# Math Help - Fraction Chain Inequality Proof

1. ## Fraction Chain Inequality Proof

Prove that

$\frac{a}{b+c}+\frac{b}{c+d}+\frac{c}{d+e}+\frac{d} {e+f}+\frac{e}{f+a}+\frac{f}{a+b}\geq 3$

Condition: a, b, c, d, e, f are positive real numbers.

2. Edit: I'm not sure how awake I was when I typed this. This is to remain here purely to remind me of my own stupidity.

Take the first part:

$
\frac{a}{b+c}+\frac{b}{c+d}
$

Add the two by multiplying both with the denominator of the other.

$(b+c)*(c+d) = bc + cd + c^2 + bd$

$
\frac{ac + ad}{bc + cd + c^2 + bd} + \frac{bc + b^2}{bc + cd + c^2 + bd} = \frac{ac + ad + bc + b^2}{bc + cd + c^2 + bd}
$

bc occurs both in the numerator and denominator, so this simplifies to

$
\frac{ac + ad + bc + b^2}{bc + cd + c^2 + bd} = 1 + \frac{ac + ad + b^2}{ cd + c^2 + bd}
$

You can do this with the third and forth as well as the fifth and sixth fractions yielding an expression in the form of: $3 + \frac{...}{...}$ and because all the numbers are positive and real, this fraction will never produce a negative number.
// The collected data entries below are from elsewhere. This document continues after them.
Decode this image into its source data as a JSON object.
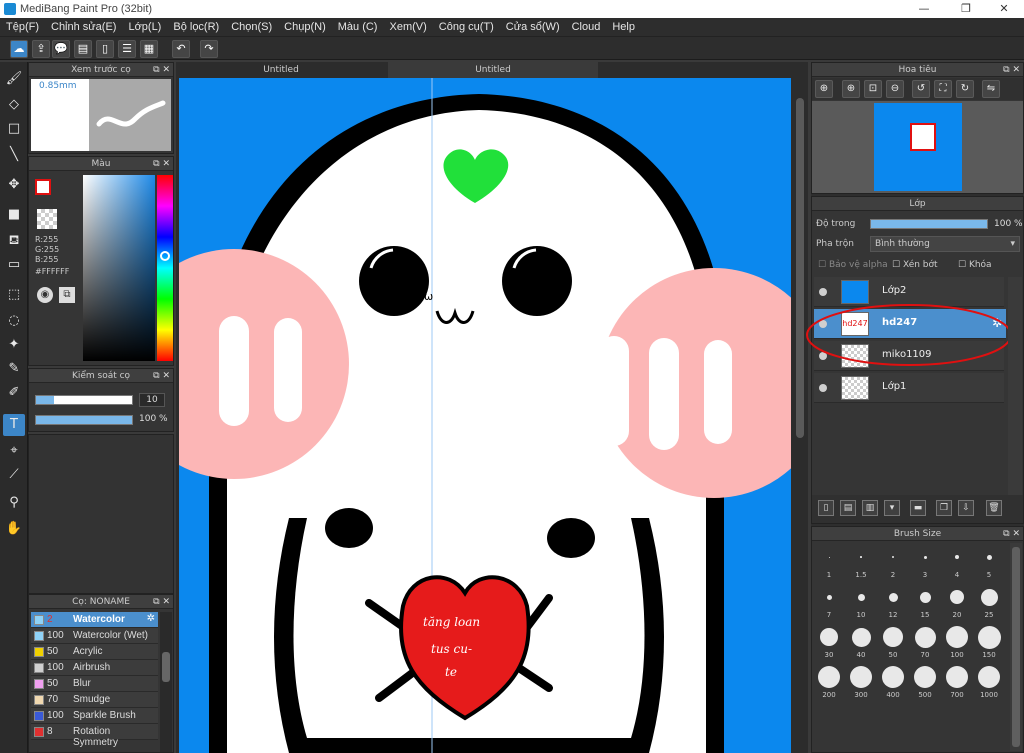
{
  "window": {
    "title": "MediBang Paint Pro (32bit)",
    "minimize": "—",
    "restore": "❐",
    "close": "✕"
  },
  "menu": [
    "Tệp(F)",
    "Chỉnh sửa(E)",
    "Lớp(L)",
    "Bộ lọc(R)",
    "Chọn(S)",
    "Chụp(N)",
    "Màu (C)",
    "Xem(V)",
    "Công cụ(T)",
    "Cửa sổ(W)",
    "Cloud",
    "Help"
  ],
  "tabs": {
    "tab1": "Untitled",
    "tab2": "Untitled"
  },
  "brush_preview": {
    "title": "Xem trước cọ",
    "size": "0.85mm"
  },
  "color_panel": {
    "title": "Màu",
    "r": "R:255",
    "g": "G:255",
    "b": "B:255",
    "hex": "#FFFFFF"
  },
  "brush_control": {
    "title": "Kiểm soát cọ",
    "size": "10",
    "opacity": "100 %"
  },
  "brush_list": {
    "title": "Cọ: NONAME",
    "items": [
      {
        "size": "2",
        "name": "Watercolor",
        "color": "#8fd2f7"
      },
      {
        "size": "100",
        "name": "Watercolor (Wet)",
        "color": "#8fd2f7"
      },
      {
        "size": "50",
        "name": "Acrylic",
        "color": "#f0d000"
      },
      {
        "size": "100",
        "name": "Airbrush",
        "color": "#cfcfcf"
      },
      {
        "size": "50",
        "name": "Blur",
        "color": "#f0a0f0"
      },
      {
        "size": "70",
        "name": "Smudge",
        "color": "#f0d8b0"
      },
      {
        "size": "100",
        "name": "Sparkle Brush",
        "color": "#3a5ad8"
      },
      {
        "size": "8",
        "name": "Rotation Symmetry",
        "color": "#e03030"
      }
    ]
  },
  "navigator": {
    "title": "Hoa tiêu"
  },
  "layer_panel": {
    "title": "Lớp",
    "opacity_label": "Độ trong",
    "opacity_value": "100 %",
    "blend_label": "Pha trộn",
    "blend_value": "Bình thường",
    "protect_alpha": "Bảo vệ alpha",
    "clipping": "Xén bớt",
    "lock": "Khóa",
    "layers": [
      {
        "name": "Lớp2"
      },
      {
        "name": "hd247",
        "thumb_text": "hd247"
      },
      {
        "name": "miko1109"
      },
      {
        "name": "Lớp1"
      }
    ]
  },
  "brush_size": {
    "title": "Brush Size",
    "sizes": [
      "1",
      "1.5",
      "2",
      "3",
      "4",
      "5",
      "7",
      "10",
      "12",
      "15",
      "20",
      "25",
      "30",
      "40",
      "50",
      "70",
      "100",
      "150",
      "200",
      "300",
      "400",
      "500",
      "700",
      "1000"
    ]
  },
  "artwork": {
    "heart_text_line1": "tăng loan",
    "heart_text_line2": "tus cu-",
    "heart_text_line3": "te",
    "mouth": "ω"
  }
}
3. Originally Posted by Pim
bc occurs both in the numerator and denominator, so this simplifies to

$
\frac{ac + ad + bc + b^2}{bc + cd + c^2 + bd} = 1 + \frac{ac + ad + b^2}{ cd + c^2 + bd}
$
Who told you?

Anyway, the inequality is the Shapiro inequality for $n=6$. You might find a proof along the same lines as those given for the simpler Nesbitt’s inequality on the Wikipedia page.
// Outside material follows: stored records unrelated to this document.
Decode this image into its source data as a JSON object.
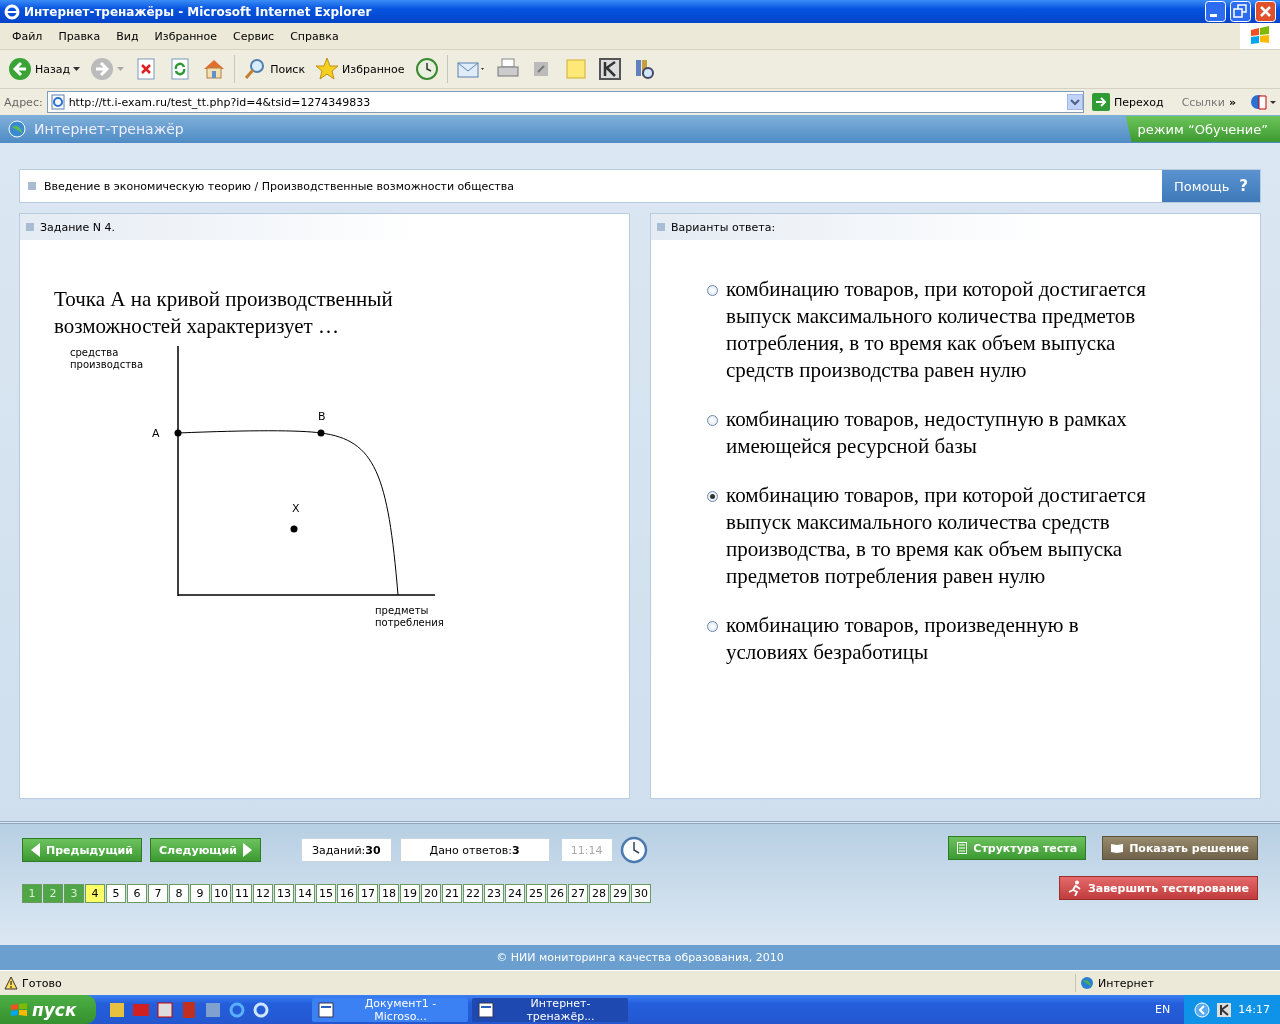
{
  "window": {
    "title": "Интернет-тренажёры - Microsoft Internet Explorer"
  },
  "menu": [
    "Файл",
    "Правка",
    "Вид",
    "Избранное",
    "Сервис",
    "Справка"
  ],
  "toolbar": [
    {
      "kind": "back",
      "label": "Назад"
    },
    {
      "kind": "forward"
    },
    {
      "kind": "stop"
    },
    {
      "kind": "refresh"
    },
    {
      "kind": "home"
    },
    {
      "kind": "search",
      "label": "Поиск"
    },
    {
      "kind": "favorites",
      "label": "Избранное"
    },
    {
      "kind": "history"
    },
    {
      "kind": "mail"
    },
    {
      "kind": "print"
    },
    {
      "kind": "edit"
    },
    {
      "kind": "note"
    },
    {
      "kind": "k"
    },
    {
      "kind": "research"
    }
  ],
  "address": {
    "label": "Адрес:",
    "url": "http://tt.i-exam.ru/test_tt.php?id=4&tsid=1274349833",
    "go": "Переход",
    "links": "Ссылки",
    "more": "»"
  },
  "app": {
    "title": "Интернет-тренажёр",
    "mode": "режим “Обучение”"
  },
  "breadcrumb": "Введение в экономическую теорию / Производственные возможности общества",
  "help": {
    "label": "Помощь",
    "icon": "?"
  },
  "task": {
    "heading": "Задание N 4.",
    "question": "Точка А на кривой производственный возможностей характеризует …",
    "figure": {
      "y_label": "средства производства",
      "x_label": "предметы потребления",
      "points": [
        "A",
        "B",
        "X"
      ]
    }
  },
  "answers": {
    "heading": "Варианты ответа:",
    "options": [
      {
        "text": "комбинацию товаров, при которой достигается выпуск максимального количества предметов потребления, в то время как объем выпуска средств производства равен нулю",
        "selected": false
      },
      {
        "text": "комбинацию товаров, недоступную в рамках имеющейся ресурсной базы",
        "selected": false
      },
      {
        "text": "комбинацию товаров, при которой достигается выпуск максимального количества средств производства, в то время как объем выпуска предметов потребления равен нулю",
        "selected": true
      },
      {
        "text": "комбинацию товаров, произведенную в условиях безработицы",
        "selected": false
      }
    ]
  },
  "nav": {
    "prev": "Предыдущий",
    "next": "Следующий",
    "tasks_label": "Заданий:",
    "tasks_count": "30",
    "answered_label": "Дано ответов:",
    "answered_count": "3",
    "time": "11:14",
    "structure": "Структура теста",
    "solution": "Показать решение",
    "finish": "Завершить тестирование"
  },
  "pages": [
    {
      "label": "1",
      "answered": true,
      "selected": false
    },
    {
      "label": "2",
      "answered": true,
      "selected": false
    },
    {
      "label": "3",
      "answered": true,
      "selected": false
    },
    {
      "label": "4",
      "answered": false,
      "selected": true
    },
    {
      "label": "5",
      "answered": false,
      "selected": false
    },
    {
      "label": "6",
      "answered": false,
      "selected": false
    },
    {
      "label": "7",
      "answered": false,
      "selected": false
    },
    {
      "label": "8",
      "answered": false,
      "selected": false
    },
    {
      "label": "9",
      "answered": false,
      "selected": false
    },
    {
      "label": "10",
      "answered": false,
      "selected": false
    },
    {
      "label": "11",
      "answered": false,
      "selected": false
    },
    {
      "label": "12",
      "answered": false,
      "selected": false
    },
    {
      "label": "13",
      "answered": false,
      "selected": false
    },
    {
      "label": "14",
      "answered": false,
      "selected": false
    },
    {
      "label": "15",
      "answered": false,
      "selected": false
    },
    {
      "label": "16",
      "answered": false,
      "selected": false
    },
    {
      "label": "17",
      "answered": false,
      "selected": false
    },
    {
      "label": "18",
      "answered": false,
      "selected": false
    },
    {
      "label": "19",
      "answered": false,
      "selected": false
    },
    {
      "label": "20",
      "answered": false,
      "selected": false
    },
    {
      "label": "21",
      "answered": false,
      "selected": false
    },
    {
      "label": "22",
      "answered": false,
      "selected": false
    },
    {
      "label": "23",
      "answered": false,
      "selected": false
    },
    {
      "label": "24",
      "answered": false,
      "selected": false
    },
    {
      "label": "25",
      "answered": false,
      "selected": false
    },
    {
      "label": "26",
      "answered": false,
      "selected": false
    },
    {
      "label": "27",
      "answered": false,
      "selected": false
    },
    {
      "label": "28",
      "answered": false,
      "selected": false
    },
    {
      "label": "29",
      "answered": false,
      "selected": false
    },
    {
      "label": "30",
      "answered": false,
      "selected": false
    }
  ],
  "footer": "© НИИ мониторинга качества образования, 2010",
  "status_bar": {
    "text": "Готово",
    "zone": "Интернет"
  },
  "taskbar": {
    "start": "пуск",
    "windows": [
      {
        "label": "Документ1 - Microso...",
        "selected": false
      },
      {
        "label": "Интернет-тренажёр...",
        "selected": true
      }
    ],
    "lang": "EN",
    "time": "14:17"
  }
}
4. Originally Posted by JaneBennet
Who told you?

Anyway, the inequality is similar to Nesbitt’s inequality. You might find a proof along the same lines as those given on the Wikipedia page.
You can't cancel the $bc$ terms like that, right?

And how does the Nesbitt Inequality extend to this 6-term inequality?